Salah seorang warga Barus, Iswandi Purba (64) mengatakan, sejumlah wisatawan Malaysia dan Nusantara sering berkunjung ke Makam Mahligai dan Papan Tinggi, di Kecamatan Barus,Tapanuli Tengah,Sumatera Utara. "Kunjungan tersebut mereka lakukan untuk melihat secara langsung situs yang memiliki nilai sejarah cukup tinggi yang terdapat di daerah itu," katanya di Barus.

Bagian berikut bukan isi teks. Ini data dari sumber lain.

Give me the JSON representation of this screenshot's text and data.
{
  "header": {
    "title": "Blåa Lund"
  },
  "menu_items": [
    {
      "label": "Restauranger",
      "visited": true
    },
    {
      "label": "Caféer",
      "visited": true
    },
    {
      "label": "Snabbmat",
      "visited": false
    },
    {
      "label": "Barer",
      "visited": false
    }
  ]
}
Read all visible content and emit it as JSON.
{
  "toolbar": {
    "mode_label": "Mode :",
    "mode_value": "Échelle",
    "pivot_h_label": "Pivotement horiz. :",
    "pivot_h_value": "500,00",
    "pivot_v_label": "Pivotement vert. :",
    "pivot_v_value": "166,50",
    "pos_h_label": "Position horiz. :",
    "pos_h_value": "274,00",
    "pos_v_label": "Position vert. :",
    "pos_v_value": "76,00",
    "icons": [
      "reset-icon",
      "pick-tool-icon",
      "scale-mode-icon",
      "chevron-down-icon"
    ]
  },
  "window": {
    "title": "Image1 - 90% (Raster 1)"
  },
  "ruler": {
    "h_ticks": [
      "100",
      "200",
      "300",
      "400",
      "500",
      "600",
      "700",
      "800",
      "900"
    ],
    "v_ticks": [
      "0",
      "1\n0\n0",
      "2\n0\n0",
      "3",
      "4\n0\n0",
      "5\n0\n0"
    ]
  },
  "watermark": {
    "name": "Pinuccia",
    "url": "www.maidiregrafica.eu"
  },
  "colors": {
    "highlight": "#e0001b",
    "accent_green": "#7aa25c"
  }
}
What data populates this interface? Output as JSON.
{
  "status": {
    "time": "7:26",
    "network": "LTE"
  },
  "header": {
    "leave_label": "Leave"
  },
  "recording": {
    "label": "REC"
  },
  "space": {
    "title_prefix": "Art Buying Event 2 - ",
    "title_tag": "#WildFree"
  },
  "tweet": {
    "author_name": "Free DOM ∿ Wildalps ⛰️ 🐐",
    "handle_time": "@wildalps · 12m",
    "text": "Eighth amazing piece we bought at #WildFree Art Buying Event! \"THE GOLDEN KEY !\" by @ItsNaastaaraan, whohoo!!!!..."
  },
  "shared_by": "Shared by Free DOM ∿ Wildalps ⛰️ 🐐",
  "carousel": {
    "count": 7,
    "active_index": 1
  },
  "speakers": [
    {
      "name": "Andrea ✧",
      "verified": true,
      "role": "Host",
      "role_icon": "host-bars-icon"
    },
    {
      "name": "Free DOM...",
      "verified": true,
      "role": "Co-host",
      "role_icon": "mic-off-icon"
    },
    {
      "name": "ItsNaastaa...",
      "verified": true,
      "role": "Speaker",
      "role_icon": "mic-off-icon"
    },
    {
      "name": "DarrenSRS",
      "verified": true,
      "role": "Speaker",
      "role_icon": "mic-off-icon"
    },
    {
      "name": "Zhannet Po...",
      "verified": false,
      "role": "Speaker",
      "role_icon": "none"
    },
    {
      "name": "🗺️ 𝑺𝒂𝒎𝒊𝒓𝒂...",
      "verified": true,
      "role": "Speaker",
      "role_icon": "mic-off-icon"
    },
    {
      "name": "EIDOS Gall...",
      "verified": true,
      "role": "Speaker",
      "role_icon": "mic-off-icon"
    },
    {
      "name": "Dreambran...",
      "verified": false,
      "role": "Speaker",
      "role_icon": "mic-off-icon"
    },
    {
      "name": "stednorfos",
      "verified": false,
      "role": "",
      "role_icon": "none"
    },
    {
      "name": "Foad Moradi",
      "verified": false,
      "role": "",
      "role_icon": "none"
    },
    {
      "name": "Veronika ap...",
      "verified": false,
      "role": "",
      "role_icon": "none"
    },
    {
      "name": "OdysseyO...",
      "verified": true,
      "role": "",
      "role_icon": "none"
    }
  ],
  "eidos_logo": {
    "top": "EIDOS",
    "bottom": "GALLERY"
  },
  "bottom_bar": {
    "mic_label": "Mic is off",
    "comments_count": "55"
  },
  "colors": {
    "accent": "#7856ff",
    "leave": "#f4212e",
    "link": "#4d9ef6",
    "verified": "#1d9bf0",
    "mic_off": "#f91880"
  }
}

Oleh karena itu, katanya, Kota Tua Barus itu perlu mendapat perhatian yang cukup besar oleh Pemerintah Pusat, dengan membangun sarana berupa insfrastruktur jalan yang sudah mengalami kerusakan cukup parah. "Kerusakan Jalan dari Kecamatan Sorkam menuju Kota Barus benar-benar luar biasa.Jalan penuh lobang dan bila hujan, kenderaan truk, mobil pribadi yang melintas di lokasi tersebut sering terperosok, dan mangancam keselamatan bagi pengemudi roda empat tersebut," kata Purba.

Menurut dia, beberapa bulan lalu, ada beberapa wisatawan Malaysia dan juga mahasiswa yang berkunjung ke lokasi Makam Mahligai mengeluhkan kerusakan jalan menuju Kota Barus itu.